Leber: Tom and Katie and other tidbits

Friday, July 6, 2012

You guys ... Tom and Katie broke up.

I am shocked. Shocked.

... OK, I'm actually not surprised at all. There was something kind of creepy about that relationship from the get-go, wasn't there?

Anyway, super-reliable websites like TMZ are reporting that Tom's infatuation with Scientology might have had something to do with the split.

Anyway, just letting you all know that this very important issue has not slipped my mind. You can all rest easy.

Meanwhile, somewhere in between CNN screwing up the results of the Supreme Court's ruling on health care reform and Katie filing divorce papers, I read a story about some website selling anti-cheating wedding rings.

No, I'm not kidding. These rings actually imprint the words "I'm Married" on the wearer's finger, so that taking them off and stepping out is not a viable option.

Honestly, if you need to brand your spouse to keep him from being tempted to cheat, don't you think you ought to think twice before marrying him? Ladies, this falls under the heading of Dumber Than a Box of Hair.

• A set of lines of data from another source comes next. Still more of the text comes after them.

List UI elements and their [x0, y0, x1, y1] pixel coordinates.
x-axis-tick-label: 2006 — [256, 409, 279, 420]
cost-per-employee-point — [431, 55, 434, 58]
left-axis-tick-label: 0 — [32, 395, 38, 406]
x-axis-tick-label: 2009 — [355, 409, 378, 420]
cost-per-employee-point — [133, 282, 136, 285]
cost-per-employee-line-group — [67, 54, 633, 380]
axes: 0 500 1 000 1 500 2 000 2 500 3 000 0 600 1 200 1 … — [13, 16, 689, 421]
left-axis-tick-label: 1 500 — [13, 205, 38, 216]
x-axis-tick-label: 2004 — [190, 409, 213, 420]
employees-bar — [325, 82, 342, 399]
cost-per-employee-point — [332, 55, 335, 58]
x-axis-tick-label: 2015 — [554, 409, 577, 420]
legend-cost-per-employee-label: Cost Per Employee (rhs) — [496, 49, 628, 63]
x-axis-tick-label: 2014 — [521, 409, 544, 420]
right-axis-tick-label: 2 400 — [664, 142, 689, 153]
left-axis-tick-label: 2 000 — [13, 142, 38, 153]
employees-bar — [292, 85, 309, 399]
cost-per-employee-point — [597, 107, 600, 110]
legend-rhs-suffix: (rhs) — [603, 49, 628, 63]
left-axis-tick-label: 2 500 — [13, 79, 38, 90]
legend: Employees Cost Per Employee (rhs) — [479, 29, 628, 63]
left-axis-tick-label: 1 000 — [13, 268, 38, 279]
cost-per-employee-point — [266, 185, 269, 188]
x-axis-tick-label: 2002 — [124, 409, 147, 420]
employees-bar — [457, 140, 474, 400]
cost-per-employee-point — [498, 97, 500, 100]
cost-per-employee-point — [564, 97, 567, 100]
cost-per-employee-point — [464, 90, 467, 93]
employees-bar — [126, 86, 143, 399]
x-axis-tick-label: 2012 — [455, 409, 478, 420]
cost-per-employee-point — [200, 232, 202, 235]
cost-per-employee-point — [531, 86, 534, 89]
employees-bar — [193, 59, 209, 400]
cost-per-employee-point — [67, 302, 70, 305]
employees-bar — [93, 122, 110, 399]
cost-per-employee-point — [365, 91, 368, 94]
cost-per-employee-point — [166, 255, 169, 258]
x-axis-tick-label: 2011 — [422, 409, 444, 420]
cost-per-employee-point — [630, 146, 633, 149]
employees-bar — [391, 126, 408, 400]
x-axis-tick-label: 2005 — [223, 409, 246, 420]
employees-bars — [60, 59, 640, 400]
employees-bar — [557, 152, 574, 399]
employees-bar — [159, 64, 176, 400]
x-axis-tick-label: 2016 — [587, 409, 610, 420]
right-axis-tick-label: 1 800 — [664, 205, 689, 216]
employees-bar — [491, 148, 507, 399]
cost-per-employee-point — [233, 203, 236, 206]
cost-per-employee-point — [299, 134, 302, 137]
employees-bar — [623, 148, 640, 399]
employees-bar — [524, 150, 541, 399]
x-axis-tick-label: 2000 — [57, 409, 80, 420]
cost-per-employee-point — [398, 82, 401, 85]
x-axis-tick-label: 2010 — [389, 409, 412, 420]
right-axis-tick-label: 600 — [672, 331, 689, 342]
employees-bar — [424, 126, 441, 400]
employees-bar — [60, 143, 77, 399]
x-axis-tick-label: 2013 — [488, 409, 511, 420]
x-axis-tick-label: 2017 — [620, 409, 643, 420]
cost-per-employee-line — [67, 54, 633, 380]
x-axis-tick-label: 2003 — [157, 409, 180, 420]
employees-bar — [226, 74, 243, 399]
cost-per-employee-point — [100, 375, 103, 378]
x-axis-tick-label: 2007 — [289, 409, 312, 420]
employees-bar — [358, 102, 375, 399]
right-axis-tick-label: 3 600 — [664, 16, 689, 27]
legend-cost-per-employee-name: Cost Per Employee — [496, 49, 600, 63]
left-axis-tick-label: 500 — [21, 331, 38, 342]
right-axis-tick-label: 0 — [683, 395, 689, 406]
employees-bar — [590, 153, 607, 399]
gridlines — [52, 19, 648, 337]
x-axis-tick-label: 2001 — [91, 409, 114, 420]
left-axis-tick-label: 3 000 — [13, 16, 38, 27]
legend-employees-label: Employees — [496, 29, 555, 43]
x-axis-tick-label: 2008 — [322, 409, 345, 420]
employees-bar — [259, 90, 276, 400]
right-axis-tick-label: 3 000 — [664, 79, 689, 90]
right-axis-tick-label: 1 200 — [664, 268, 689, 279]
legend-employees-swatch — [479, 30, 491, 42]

By the way, I say "ladies" because it seems these rings are only made in men's sizes.

All right, gents, let's hear that righteous indignation. This is a safe place. Let it out.

Anyway, while you're all getting in touch with your feelings, allow me to extend a wish that everyone fared all right in the heat over the weekend, with particular sympathy to my friends in the mid-Atlantic states who lost power.

I opted to spend some time at the cinema this weekend to avoid going stir crazy from cabin fever (when you look like Casper the Friendly Ghost's mother, you don't spend a lot of time outside in 100-plus degree weather, unless you want to look like Mrs. Killer Tomato).

On Saturday, I went to see "Moonrise Kingdom," which was weird and excellent, and "Ted," which teaches us that the only way you can get away with having a politically incorrect, vulgar talking teddy bear as a best friend is if you look like Mark Wahlberg.

Sunday, I saw "People Like Us" with a friend. There was a fun little incident where the film started and all of a sudden, Matthew McConaughey's black leather clad rear was filling the screen. The person who used to be called the projectionist and is now, what, the guy who clicks on the iTunes file, accidentally put on "Magic Mike" instead.

Suffice to say, there were ladies present who were not pleased by the mistake, especially when two partially nude females were shown within the first 45 seconds. And, of course, there was a college-aged male who made sure everyone in the audience knew he had not intended to see this particular film upon viewing a close-up of Channing Tatum's backside.

Eventually, the mistake was fixed and the correct film was put on.

In "People Like Us," a movie about a man who learns upon his father's death that he has a half-sister and nephew, features some pretty sexy chemistry between actors Elizabeth Banks and Chris Pine. Unfortunately, Banks and Pine were cast in the roles of the aforementioned half-siblings.

The moral of "People Like Us" is that if you find out you are someone's long lost brother, you should tell her before she tries to kiss you.

Whoever said you can't learn anything from the movies?